Saturday, September 19, 2009
Reclaiming a Catholic Culture
-Shorts and tee shirts, short skirts, ripped jeans and flip-flops at Sunday Mass
-Mundane chit-chat before, during and after Mass
-Schmalzy liturgical music and abstract "sacred" art
- The wholesale jettisoning of the Latin tongue, in clear defiance of Vatican II
-Large swaths of woefully uncatechized faithful, totally ignorant of Church history and Catholic culture
-A superabundance of soft-sofa homilies and gutted churches, cluttered with eye-offensive bric-a-brac
Has the Catholic Church in the United States become a Church of vulgarians? The high culture of the West, from art, to music and literature, science and innovation, is very much indebted to the rich patrimony of the Catholic Church. (Those interested in exploring this theme should pick up Thomas Woods' excellent book, How the Catholic Church Built Western Civilization.) Despite the inexhaustible wellspring of high culture, which has been faithfully guarded and nurtured by the Catholic Church for thousands of years, here in the United States we've witnessed in many quarters the extirpation of all things beautiful and inspiring, all in the name of "fitting in" so as to satisfy the mystifying demands of diversity. The current Pope, in addition to his spiritual depth is (much like his predecessor) the personification of culture and refinement, good taste and acumen. All too often though, the Church leadership in America, instead of rising to the occasion to issue a bold clarion call to be more than just average or so-so, opts for equivocation and accommodation. Catholics, in response to this leadership vacuum, have defined what it means to be Catholic for themselves, on their own terms.

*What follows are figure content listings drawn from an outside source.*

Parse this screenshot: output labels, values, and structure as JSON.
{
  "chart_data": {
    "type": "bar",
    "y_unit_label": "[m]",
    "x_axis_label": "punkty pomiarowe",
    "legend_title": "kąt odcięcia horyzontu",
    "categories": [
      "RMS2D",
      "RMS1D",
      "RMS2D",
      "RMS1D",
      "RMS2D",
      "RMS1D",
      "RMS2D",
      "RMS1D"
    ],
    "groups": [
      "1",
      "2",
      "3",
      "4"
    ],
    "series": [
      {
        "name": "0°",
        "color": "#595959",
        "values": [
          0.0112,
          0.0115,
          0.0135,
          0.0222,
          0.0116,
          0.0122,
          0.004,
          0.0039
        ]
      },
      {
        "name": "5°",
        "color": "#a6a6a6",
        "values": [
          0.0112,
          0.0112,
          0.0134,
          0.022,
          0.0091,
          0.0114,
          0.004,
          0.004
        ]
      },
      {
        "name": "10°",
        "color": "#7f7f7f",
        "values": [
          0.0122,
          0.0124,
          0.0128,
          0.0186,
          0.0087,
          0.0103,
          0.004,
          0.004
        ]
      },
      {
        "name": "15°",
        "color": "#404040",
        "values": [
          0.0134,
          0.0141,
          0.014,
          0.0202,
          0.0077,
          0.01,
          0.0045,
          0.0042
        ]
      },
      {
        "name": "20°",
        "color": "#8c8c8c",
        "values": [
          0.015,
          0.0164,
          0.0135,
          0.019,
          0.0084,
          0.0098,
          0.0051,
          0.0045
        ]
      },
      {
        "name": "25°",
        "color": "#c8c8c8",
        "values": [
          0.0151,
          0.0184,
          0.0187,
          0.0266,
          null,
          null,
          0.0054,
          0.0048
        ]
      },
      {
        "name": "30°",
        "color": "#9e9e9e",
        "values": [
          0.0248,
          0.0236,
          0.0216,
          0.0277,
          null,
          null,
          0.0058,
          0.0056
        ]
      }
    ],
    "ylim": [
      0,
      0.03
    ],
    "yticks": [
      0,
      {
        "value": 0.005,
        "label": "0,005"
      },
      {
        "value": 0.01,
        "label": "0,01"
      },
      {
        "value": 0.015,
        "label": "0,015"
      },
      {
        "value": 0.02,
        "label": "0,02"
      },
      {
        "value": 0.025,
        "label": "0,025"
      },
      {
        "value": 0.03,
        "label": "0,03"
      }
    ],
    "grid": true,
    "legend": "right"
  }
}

The bar has been significantly lowered and virtually no one is calling for it to be elevated. Opponents of tradition have effectively air-brushed from the minds of Catholics all memory of things pertaining to "High Church" liturgical and cultural practice. In its place, they have filled in the gaps with all sorts of garish paraphernalia.
Liturgy, that sacred event which should be (and has been in the past) an incubator for a distinct Catholic identity and culture in the world, has been undermined from within for decades. Instead of adorning and embellishing the sacred liturgy with accoutrements and solemnity suitable for what it truly is, we have seen the liturgy woefully dumbed down and churches cluttered to the point of disorienting distraction, combining bad art, atrocious liturgical music, busybodies mulling about in the sanctuary and hollow, self-affirming homilies offered by uninspiring, sycophantic priests. In light of the widespread Protestantization, nay, Oprahfication of the Mass, one can see why so many Catholics today haven't the foggiest about what liturgy is.
A priest friend of mine once wisely noted, "Liturgy, offered properly, is formative in the faith, but when offered improperly it actually deforms people in the faith." How true and painfully evident this pity observation is! In other words, when the wrong things are emphasized or elevated over and above the important things, the faithful are given a distorted understanding of what and where the focus of liturgy ought to be. It's no wonder then that Church documents on liturgy state explicitly that the prayers and practices of Mass are not to be altered by the priest (not that this directive has halted the run amok liturgical tampering that goes on unabated to this very day at nearly every parish). Sacred elements that once provided Catholics with a distinct identity were misconstrued as fluff, both superfluous and harmful, mossy relics of a bygone era: Latin, chant, incense, intricately woven liturgical vestments, bells, etc., all irrelevant! An insatiable desire to pander to the masses and the lowest common denominator saw these elements swept aside by modern-day iconoclasts, only to be replaced with things that made Catholicism seem mediocre, or worse still, gaudy. As Michael Knox Beran observes, "Being a child of Rousseau, the liberal believes, deep down, that progress can be made only after the old artistic forms--the corrupt and archaic poetries of the past--are overthrown. He wants to make a community from moral and aesthetic scratch."
So is it any wonder that, when it comes to the average Catholic approaching the liturgy, an acute sense of appropriateness and solemnity has taken flight? Is it any surprise that Catholics seem ambivalent when it comes to assimilating the finer details of the faith, its proud history and its unique culture? If their only experience of Catholicism has been watered down, bland, ordinary and totally uninspiring, who can blame them for being thoroughly unimpressed and bored? A Catholic culture should be thriving in the United States. Surely the numbers and the talent are there. But, as a result of much of the leadership's endless shilly-shally, damaging blunders and meekness before the many challenges presented by society, the Church in America still finds itself playing catch-up.
In Montesquieu's cheeky Persian Letters, Usbek, in a missive to his friend Ibben writes: "It is a great sight, for a Muslim, to see a Christian town for the first time. I am not talking about the things which strike everyone straight away, such as the differences in architecture, or clothes, or way of life. Even in the slightest trivialities there is something curious, which I feel I cannot express." Yes, there used to be something ineffably distinct, something beautiful, about our ways.